The flow of air within the containment ran perpendicular to structural cross members that connected the two I-beans.  Air flow near these cross members was stagnant in some areas and turbulent in others.  The average air velocities across the working cross-section were 110 fpm (34 m/minute).  The quantity of exhaust air was 6000 cfm (170 m³/minute) and was moved through a 20-inch (0.5 m) diameter duct.

Abrasive and dust escaped from the small-bridge containment only rarely.  The workers donned a  continuous-flow, loose-fitting hood respirator prior to entering the containment. Within the small containment, personal lead concentration for three blaster workers ranged from 6,300 to 58,000 mg/m³ with a geometric mean of 20,000 mg/m³.  The paint samples from the bridge contained approximately 58 (range 57-60) percent lead.

Finally, higher airborne lead concentrations may result from using steel grit that was not adequately cleaned prior to reblasting.  Concentrations of lead in the abrasive (based on one sample each) were:  3700 ppm in the dirty grit, 1700 ppm in the cleaned (recycled) grit, and 100 ppm in the new grit.  An improved abrasive cleaning system may help reduce airborne lead and dust exposures during abrasive blasting.  The amount of exposure attributed to the contaminated abrasive was not determined.

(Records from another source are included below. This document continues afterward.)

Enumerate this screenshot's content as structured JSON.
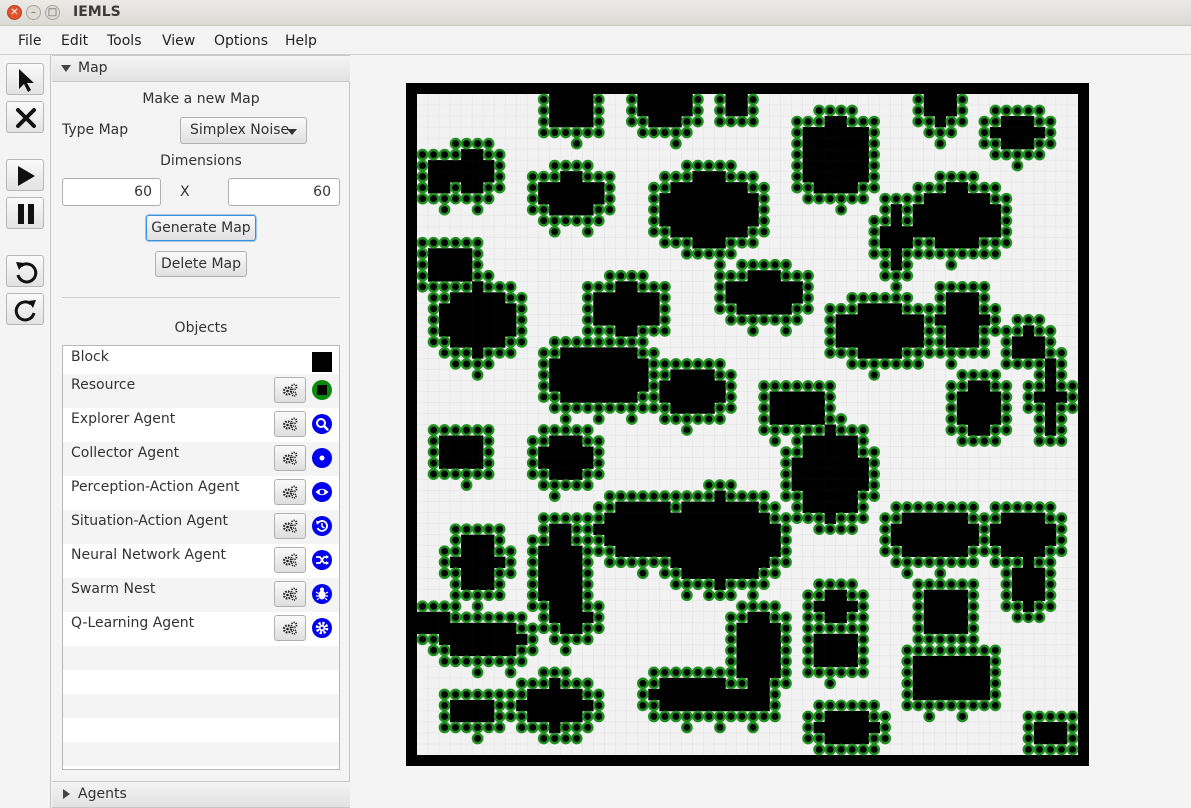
{
  "window": {
    "title": "IEMLS"
  },
  "menu": [
    "File",
    "Edit",
    "Tools",
    "View",
    "Options",
    "Help"
  ],
  "toolbar": {
    "tools": [
      "select-tool",
      "delete-tool",
      "play",
      "pause",
      "undo",
      "redo"
    ]
  },
  "map_panel": {
    "section_label": "Map",
    "heading": "Make a new Map",
    "type_label": "Type Map",
    "type_value": "Simplex Noise",
    "dimensions_label": "Dimensions",
    "width": "60",
    "x_label": "X",
    "height": "60",
    "generate_label": "Generate Map",
    "delete_label": "Delete Map",
    "objects_label": "Objects"
  },
  "objects": [
    {
      "name": "Block",
      "icon": "black-square",
      "color": "#000000"
    },
    {
      "name": "Resource",
      "icon": "resource-green-circle",
      "color": "#0a8a0a"
    },
    {
      "name": "Explorer Agent",
      "icon": "magnifier-blue",
      "color": "#0000ee"
    },
    {
      "name": "Collector Agent",
      "icon": "dot-blue",
      "color": "#0000ee"
    },
    {
      "name": "Perception-Action Agent",
      "icon": "eye-blue",
      "color": "#0000ee"
    },
    {
      "name": "Situation-Action Agent",
      "icon": "history-blue",
      "color": "#0000ee"
    },
    {
      "name": "Neural Network Agent",
      "icon": "shuffle-blue",
      "color": "#0000ee"
    },
    {
      "name": "Swarm Nest",
      "icon": "bug-blue",
      "color": "#0000ee"
    },
    {
      "name": "Q-Learning Agent",
      "icon": "gear-blue",
      "color": "#0000ee"
    }
  ],
  "agents_section_label": "Agents",
  "grid_map": {
    "cols": 60,
    "rows": 60,
    "colors": {
      "block": "#000000",
      "resource_ring": "#1f8f1f",
      "background": "#f2f2f2",
      "grid": "#e0e0e0"
    },
    "blobs": [
      [
        14.0,
        1.2,
        2.0,
        2.0
      ],
      [
        22.5,
        1.2,
        3.0,
        1.4
      ],
      [
        29.0,
        1.0,
        1.5,
        1.5
      ],
      [
        47.5,
        1.0,
        1.5,
        1.5
      ],
      [
        54.5,
        3.6,
        2.5,
        1.3
      ],
      [
        5.0,
        7.0,
        2.0,
        1.8
      ],
      [
        14.0,
        9.2,
        2.8,
        2.0
      ],
      [
        26.5,
        10.5,
        4.5,
        3.2
      ],
      [
        38.0,
        5.8,
        3.5,
        3.5
      ],
      [
        49.0,
        11.2,
        4.0,
        2.8
      ],
      [
        43.5,
        13.0,
        1.2,
        2.5
      ],
      [
        3.0,
        15.5,
        2.0,
        1.8
      ],
      [
        5.5,
        20.5,
        3.5,
        3.0
      ],
      [
        19.0,
        19.5,
        3.0,
        2.2
      ],
      [
        16.5,
        25.5,
        4.5,
        2.8
      ],
      [
        31.5,
        18.2,
        3.5,
        2.0
      ],
      [
        42.0,
        21.5,
        4.0,
        2.2
      ],
      [
        55.5,
        22.8,
        1.5,
        1.5
      ],
      [
        4.0,
        32.5,
        2.3,
        1.8
      ],
      [
        13.5,
        33.0,
        2.5,
        2.0
      ],
      [
        37.5,
        34.5,
        3.2,
        4.0
      ],
      [
        49.5,
        20.5,
        2.0,
        2.8
      ],
      [
        51.0,
        28.5,
        2.0,
        3.0
      ],
      [
        27.5,
        40.5,
        5.2,
        4.0
      ],
      [
        20.5,
        39.5,
        4.0,
        2.5
      ],
      [
        13.0,
        43.5,
        2.0,
        4.5
      ],
      [
        5.5,
        42.5,
        2.0,
        2.5
      ],
      [
        14.0,
        47.5,
        1.5,
        2.0
      ],
      [
        47.0,
        40.0,
        4.0,
        2.5
      ],
      [
        55.0,
        40.0,
        3.5,
        2.0
      ],
      [
        48.0,
        47.0,
        2.5,
        2.2
      ],
      [
        55.5,
        44.5,
        1.5,
        2.0
      ],
      [
        1.5,
        48.0,
        2.0,
        1.2
      ],
      [
        6.0,
        49.5,
        3.5,
        2.0
      ],
      [
        5.0,
        56.0,
        2.0,
        1.5
      ],
      [
        12.5,
        55.5,
        3.0,
        2.0
      ],
      [
        25.0,
        54.5,
        4.0,
        1.8
      ],
      [
        31.0,
        50.5,
        2.0,
        4.0
      ],
      [
        48.5,
        53.0,
        4.0,
        2.3
      ],
      [
        39.0,
        57.5,
        3.0,
        1.2
      ],
      [
        57.5,
        58.0,
        1.2,
        1.2
      ],
      [
        27.0,
        55.0,
        5.0,
        1.5
      ],
      [
        34.5,
        28.5,
        2.5,
        1.8
      ],
      [
        25.0,
        27.0,
        3.5,
        1.8
      ],
      [
        38.0,
        46.5,
        1.5,
        2.0
      ],
      [
        38.0,
        50.5,
        2.0,
        2.0
      ],
      [
        57.5,
        27.5,
        1.0,
        3.0
      ],
      [
        2.0,
        7.5,
        1.2,
        1.5
      ]
    ]
  }
}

Conclusions and Recommendations

Results from all three ventilation evaluations: the oil refinery containment, the large-bridge containment, and small-bridge containment, demonstrate that general ventilation alone is not an effective means for controlling the high concentrations of airborne lead generated during abrasive blasting of lead-coated steel structures.  Abrasive blasting systems currently being used require the operator to work close to the lead and dust generation source.  For significant reduction of worker exposure, lead particulate must be controlled before it reaches the blast operator.

Properly designed and functioning general ventilation systems provided for rapid decay of respirable dust levels when blasting ceases.  Rapid dust decay may help reduce exposure during re-entry activities such as cleanup; however, it is insufficient to protect the worker from lead exposures during abrasive blasting.

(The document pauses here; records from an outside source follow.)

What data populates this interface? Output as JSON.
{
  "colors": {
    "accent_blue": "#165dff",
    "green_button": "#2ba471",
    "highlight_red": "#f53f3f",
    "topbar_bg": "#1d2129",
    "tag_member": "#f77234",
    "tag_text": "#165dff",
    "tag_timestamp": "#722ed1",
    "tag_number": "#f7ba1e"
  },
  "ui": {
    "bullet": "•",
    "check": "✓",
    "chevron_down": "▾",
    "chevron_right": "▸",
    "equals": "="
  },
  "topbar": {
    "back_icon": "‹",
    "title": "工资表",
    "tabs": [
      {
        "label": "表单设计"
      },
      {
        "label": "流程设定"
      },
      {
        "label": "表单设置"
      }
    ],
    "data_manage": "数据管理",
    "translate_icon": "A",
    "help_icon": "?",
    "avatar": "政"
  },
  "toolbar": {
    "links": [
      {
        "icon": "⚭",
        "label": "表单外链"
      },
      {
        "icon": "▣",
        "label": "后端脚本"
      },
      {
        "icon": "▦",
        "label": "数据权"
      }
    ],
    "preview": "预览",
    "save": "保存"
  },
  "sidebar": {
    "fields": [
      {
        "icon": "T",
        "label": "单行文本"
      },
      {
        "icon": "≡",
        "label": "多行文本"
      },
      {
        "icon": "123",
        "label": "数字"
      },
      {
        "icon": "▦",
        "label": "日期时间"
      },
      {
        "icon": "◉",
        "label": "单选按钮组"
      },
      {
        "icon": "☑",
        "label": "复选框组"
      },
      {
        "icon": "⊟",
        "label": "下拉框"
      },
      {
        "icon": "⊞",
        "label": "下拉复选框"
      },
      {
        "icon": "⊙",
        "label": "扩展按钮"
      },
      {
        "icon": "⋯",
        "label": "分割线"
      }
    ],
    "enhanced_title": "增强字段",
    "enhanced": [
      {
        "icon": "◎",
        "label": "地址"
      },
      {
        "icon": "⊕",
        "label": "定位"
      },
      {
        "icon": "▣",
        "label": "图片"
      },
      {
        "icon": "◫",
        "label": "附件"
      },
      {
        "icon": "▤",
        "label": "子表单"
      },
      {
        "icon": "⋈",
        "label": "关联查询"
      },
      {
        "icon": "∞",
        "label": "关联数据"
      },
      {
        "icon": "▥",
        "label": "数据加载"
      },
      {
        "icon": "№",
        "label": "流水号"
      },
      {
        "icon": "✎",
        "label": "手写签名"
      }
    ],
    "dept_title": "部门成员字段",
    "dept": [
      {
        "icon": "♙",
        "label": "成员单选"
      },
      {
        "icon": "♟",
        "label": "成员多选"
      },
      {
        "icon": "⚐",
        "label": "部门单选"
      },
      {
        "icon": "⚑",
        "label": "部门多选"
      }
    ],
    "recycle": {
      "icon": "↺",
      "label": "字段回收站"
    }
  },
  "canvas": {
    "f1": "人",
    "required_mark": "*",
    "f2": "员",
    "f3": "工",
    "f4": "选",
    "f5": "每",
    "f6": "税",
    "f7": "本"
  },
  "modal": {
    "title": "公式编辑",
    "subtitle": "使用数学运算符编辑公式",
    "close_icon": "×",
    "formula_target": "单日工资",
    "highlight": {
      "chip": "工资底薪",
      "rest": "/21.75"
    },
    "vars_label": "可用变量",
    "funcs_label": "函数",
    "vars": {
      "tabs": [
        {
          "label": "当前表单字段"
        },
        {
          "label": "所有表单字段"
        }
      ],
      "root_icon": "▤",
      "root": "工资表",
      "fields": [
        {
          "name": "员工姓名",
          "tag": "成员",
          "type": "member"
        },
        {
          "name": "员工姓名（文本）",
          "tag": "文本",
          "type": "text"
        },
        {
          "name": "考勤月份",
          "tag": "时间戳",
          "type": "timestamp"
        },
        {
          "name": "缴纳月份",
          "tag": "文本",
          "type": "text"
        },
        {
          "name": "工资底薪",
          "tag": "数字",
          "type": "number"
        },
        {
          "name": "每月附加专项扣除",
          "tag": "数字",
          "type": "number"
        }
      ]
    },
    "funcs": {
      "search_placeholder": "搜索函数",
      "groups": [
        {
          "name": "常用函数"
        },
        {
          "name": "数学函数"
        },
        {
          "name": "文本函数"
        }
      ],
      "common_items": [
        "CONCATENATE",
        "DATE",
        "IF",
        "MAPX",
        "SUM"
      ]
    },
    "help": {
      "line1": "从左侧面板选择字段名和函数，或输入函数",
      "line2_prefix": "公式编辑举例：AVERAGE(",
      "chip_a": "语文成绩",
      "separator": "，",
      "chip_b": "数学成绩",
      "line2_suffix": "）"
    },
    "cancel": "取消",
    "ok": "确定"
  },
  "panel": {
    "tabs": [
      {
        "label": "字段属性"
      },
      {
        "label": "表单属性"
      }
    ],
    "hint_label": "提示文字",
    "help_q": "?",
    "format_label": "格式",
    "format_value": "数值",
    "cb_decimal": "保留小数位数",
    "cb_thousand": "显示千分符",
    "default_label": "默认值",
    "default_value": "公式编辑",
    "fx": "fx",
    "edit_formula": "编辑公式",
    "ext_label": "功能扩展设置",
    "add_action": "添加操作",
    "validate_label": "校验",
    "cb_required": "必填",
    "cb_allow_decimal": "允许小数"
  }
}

General ventilation may not reduce concentrations of airborne lead and particulate below OSHA standards during abrasive blasting inside containment structures.  Therefore, respiratory protection is needed to reduce worker exposure to hazardous airborne substances such as lead.  The selection of respiratory protection should be based on workplace exposure data.  Respirators should provide enough protection to reduce airborne exposures to acceptable levels.  The use of respirators should supplement the continued use of engineering controls and good work practices, and they should not be used as the only means of exposure reduction.

Alternative methods for steel structures maintenance include overcoating, vacuum blasting, vacuum power tools, wet blasting, automated blasting, and chemical stripping.  These methods may help to reduce worker lead exposures.  Each removal method has particular strengths and weakness.  When implementing new workplace procedures or controls, worker exposure monitoring should be conducted to determine the resulting change in exposure.